Recently, Ottawa poet Rhonda Douglas won the 2006 Far Horizons Award for Poetry, sponsored by The Malahat Review and judged by George Bowering, for her poem "Non-Exclusive List." The contest celebrates the achievement of emerging writers who have yet to publish their poetry in book form, and her winning entry is now scheduled to appear in the fall 2006 issue, due out in late September.
Rhonda has been around for a few years, although most of the time she's kept her head down, quietly getting work done. In 2004/5, she was part of Seymour Mayne's creative writing (poetry) workshop at the University of Ottawa, along with Jesse Ferguson, Nicholas Lea and Wanda O'Connor, among others [see Amanda Earl's review of the resulting class chapbook here], as well as The Banff Centre Writing Studio in 2005. What's interesting to note is that she took the same workshop at the University of Ottawa years ago with Mark Frutkin (the year Mayne took sabbatical) in 1991/2, the same time I happened to be there (it feels like millions of years ago, now). What was she doing in the years between? Working, and raising her daughter, and honing her craft, it seems.
Her re-emergence on the Ottawa scene happened at the same time she also started more aggressively submitting works to magazines, and is part of a whole slew of poets around town that have become far more interesting over the past year or two, including Mike Blouin, Gwendolyn Guth, Amanda Earl, Una McDonnell, Ferguson, Lea and O'Connor, so expect to see her name here and there with increasing regularity in various Canadian journals over the next few years. It simply seems a matter of time. And too, with James Moran and Jennifer Mulligan stepping down from running The TREE Reading Series last fall, it was Douglas who stepped up to the plate to take over, on January first of this year. Now its official: we have to watch for her name now. We wait for great things to happen.
Here is a poem of hers that appeared in the second issue of ottawater:
Cassandra and the Fifth Grade Essay
Miss?
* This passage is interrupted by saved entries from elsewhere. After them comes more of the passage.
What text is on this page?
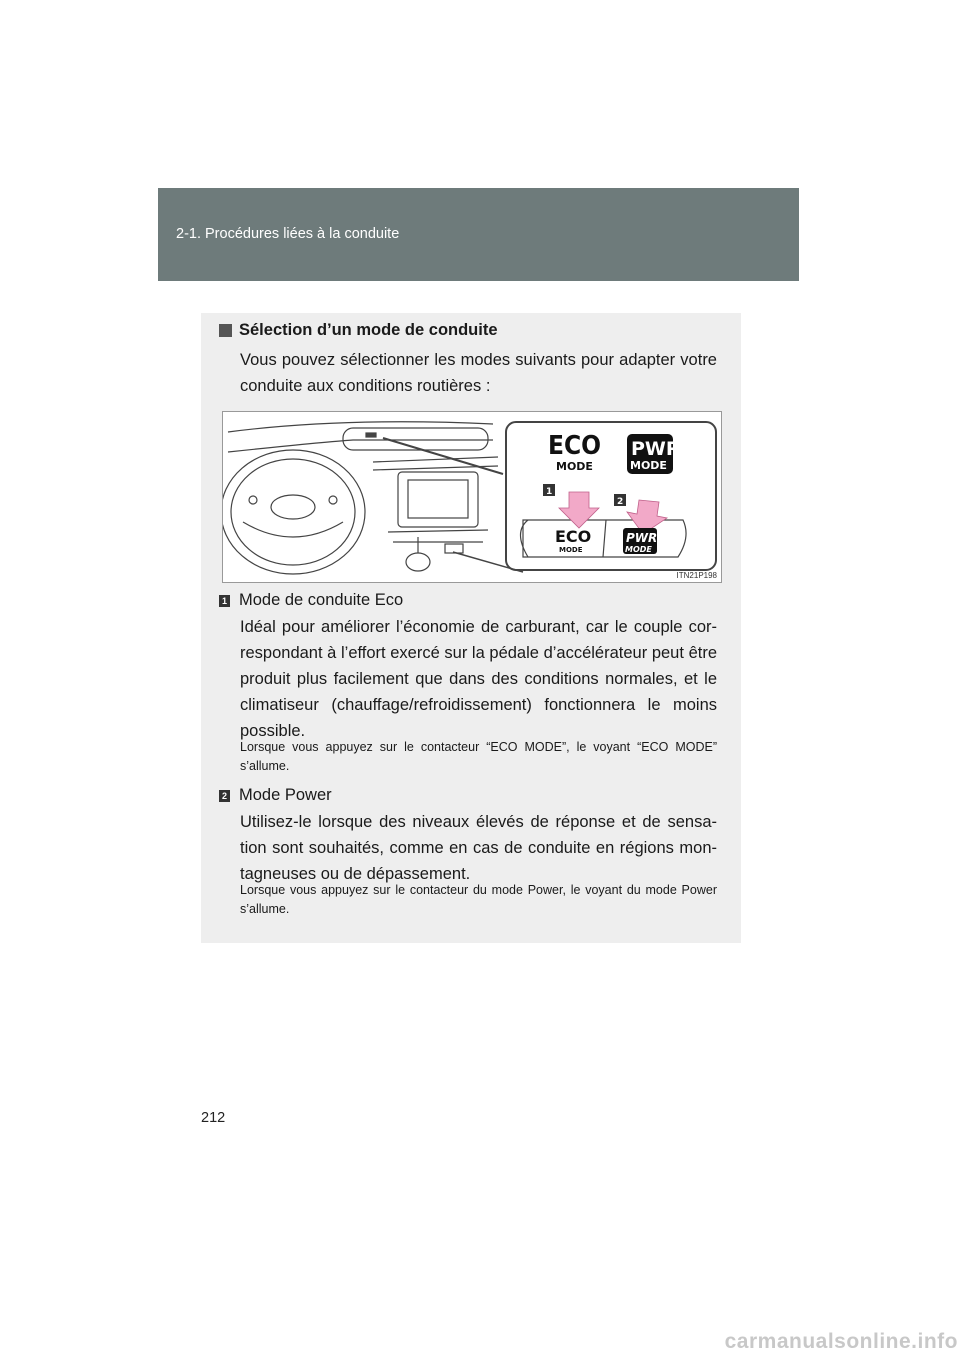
2-1. Procédures liées à la conduite
Sélection d’un mode de conduite
Vous pouvez sélectionner les modes suivants pour adapter votre conduite aux conditions routières :
ECO
MODE
PWR
MODE
1
2
ECO
MODE
PWR
MODE
ITN21P198
1 Mode de conduite Eco
Idéal pour améliorer l’économie de carburant, car le couple cor-respondant à l’effort exercé sur la pédale d’accélérateur peut être produit plus facilement que dans des conditions normales, et le climatiseur (chauffage/refroidissement) fonctionnera le moins possible.
Lorsque vous appuyez sur le contacteur “ECO MODE”, le voyant “ECO MODE” s’allume.
2 Mode Power
Utilisez-le lorsque des niveaux élevés de réponse et de sensa-tion sont souhaités, comme en cas de conduite en régions mon-tagneuses ou de dépassement.
Lorsque vous appuyez sur le contacteur du mode Power, le voyant du mode Power s’allume.
212
carmanualsonline.info
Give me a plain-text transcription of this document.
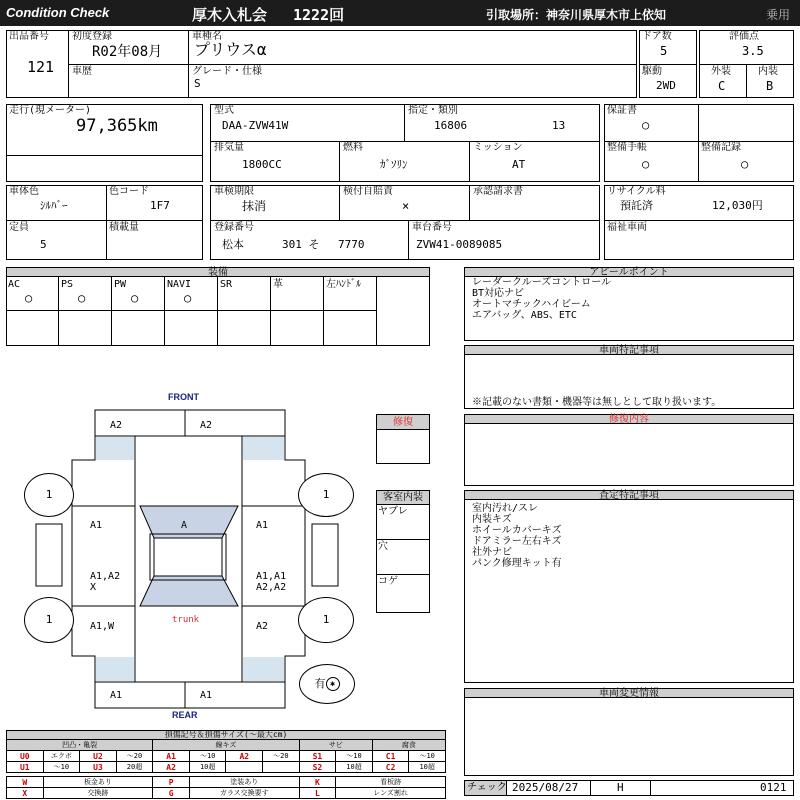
Condition Check	厚木入札会 1222回	引取場所：神奈川県厚木市上依知	乗用
出品番号
121
初度登録
R02年08月
車歴
車種名
プリウスα
グレード・仕様
S
ドア数
5
駆動
2WD
評価点
3.5
外装
C
内装
B
走行(現メーター)
97,365km
型式
DAA-ZVW41W
指定・類別
16806	13
排気量
1800CC
燃料
ｶﾞｿﾘﾝ
ミッション
AT
保証書
○
整備手帳
○
整備記録
○
車体色
ｼﾙﾊﾞｰ
色コード
1F7
定員
5
積載量
車検期限
抹消
検付自賠責
×
承認請求書
登録番号
松本	301 そ 7770
車台番号
ZVW41-0089085
リサイクル料
預託済	12,030円
福祉車両
装備
AC	PS	PW	NAVI	SR	革	左ﾊﾝﾄﾞﾙ
○	○	○	○
アピールポイント
レーダークルーズコントロール
BT対応ナビ
オートマチックハイビーム
エアバッグ、ABS、ETC
車両特記事項
※記載のない書類・機器等は無しとして取り扱います。
修復内容
査定特記事項
室内汚れ/スレ
内装キズ
ホイールカバーキズ
ドアミラー左右キズ
社外ナビ
パンク修理キット有
車両変更情報
チェック 2025/08/27	H	0121
FRONT
REAR
1	1
1	1
有 ✱
A2	A2
A1	A	A1
A1,A2
X
A1,A1
A2,A2
A1,W
trunk
A2
A1	A1
修復
客室内装
ヤブレ
穴
コゲ
損傷記号＆損傷サイズ(～最大cm)
凹凸・亀裂				線キズ				サビ		腐食	
U0	エクボ	U2	～20	A1	～10	A2	～20	S1	～10	C1	～10
U1	～10	U3	20超	A2	10超			S2	10超	C2	10超

W	板金あり			P	塗装あり			K	看板跡		
X	交換跡			G	ガラス交換要す			L	レンズ割れ		
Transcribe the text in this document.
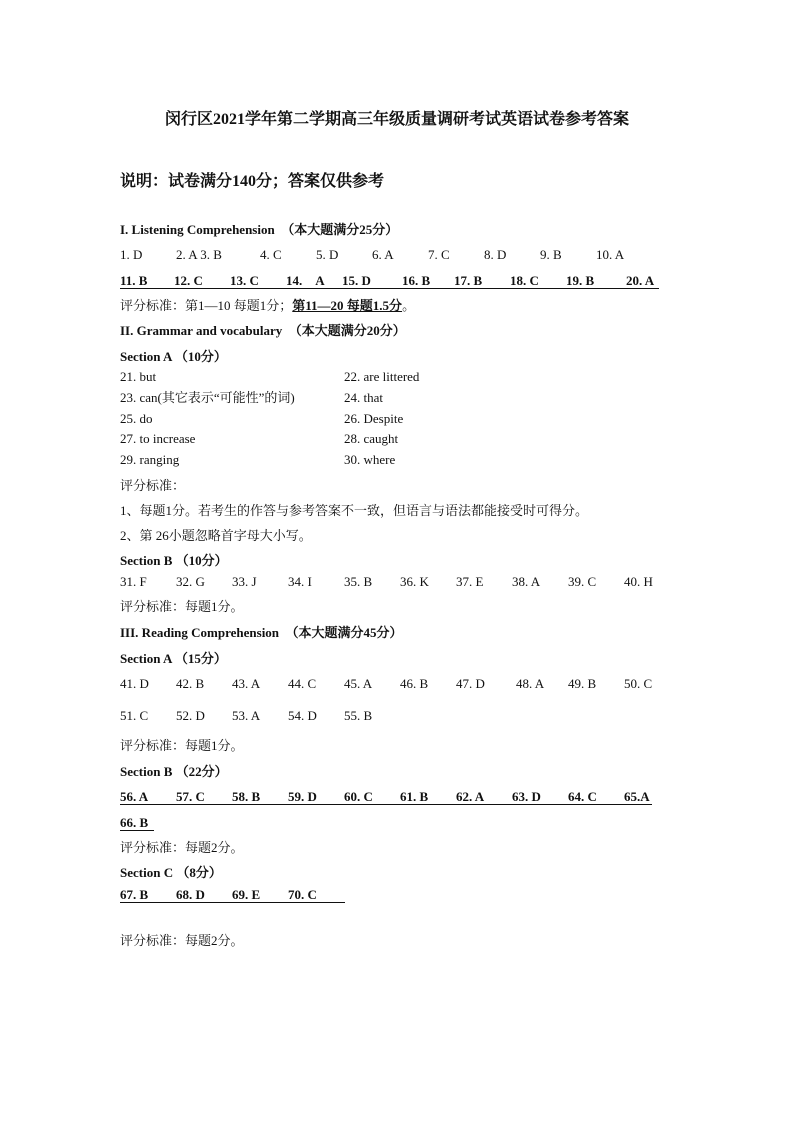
闵行区2021学年第二学期高三年级质量调研考试英语试卷参考答案
说明：试卷满分140分；答案仅供参考
I. Listening Comprehension　（本大题满分25分）
1. D	2. A 3. B	4. C	5. D	6. A	7. C	8. D	9. B	10. A
11. B 12. C 13. C 14.　A 15. D 16. B 17. B 18. C 19. B 20. A
评分标准：第1—10 每题1分；第11—20 每题1.5分。
II. Grammar and vocabulary　（本大题满分20分）
Section A （10分）
21. but	22. are littered
23. can(其它表示“可能性”的词)	24. that
25. do	26. Despite
27. to increase	28. caught
29. ranging	30. where
评分标准：
1、每题1分。若考生的作答与参考答案不一致，但语言与语法都能接受时可得分。
2、第 26小题忽略首字母大小写。
Section B （10分）
31. F 32. G 33. J 34. I 35. B 36. K 37. E 38. A 39. C 40. H
评分标准：每题1分。
III. Reading Comprehension　（本大题满分45分）
Section A （15分）
41. D 42. B 43. A 44. C 45. A 46. B 47. D 48. A 49. B 50. C
51. C 52. D 53. A 54. D 55. B
评分标准：每题1分。
Section B （22分）
56. A 57. C 58. B 59. D 60. C 61. B 62. A 63. D 64. C 65.A
66. B
评分标准：每题2分。
Section C （8分）
67. B 68. D 69. E 70. C
评分标准：每题2分。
I don’t understand why
I got an ‘F’. Didn’t I have all
the right grammar: past, present,
future?
You said write a page about your family
and all I said was:
This is me and my house, my mom
and my dad and my forty-nine brothers.
My dad carries the weight of authority
and the inability to say no to women:
this will be our downfall, all of us,
these things that run in the family.
Once upon a time there was a city
and the people were happy. Mostly happy,
only sometimes sad in daily ways,
small griefs given perspective.
In the city, a family; around the family, walls.
What happened next was like a fire
made by Boy Scouts who are still learning –
many sparks, at first no hope and then
one catches and we are all
ablaze, uncontained.
That is all past tense now.
Future tense; my favourite
and the one we all fear.
Flashes of something normal: it’s just your sister-in-law Helen
in a pretty dress, the gold on her neck like the warning rays
of the sun at noon in July – go inside, protect yourselves.
I tell this to my mother, she says “no, Cassandra,
today it’s raining”, takes me firmly to the roof
of our house, makes me hold my hand out
to feel the warm wetness slide
across the centre of my palm.
I know enough not to say
it feels like tears, the temperature of blood.
She holds my hand out in the rain
as if I’m blind but I can see
and this is the problem.
Is guilt easier to handle if you can’t see it coming?
Nothing you can do, Miss? Same grade?
By the way, Miss, did you know you will die alone?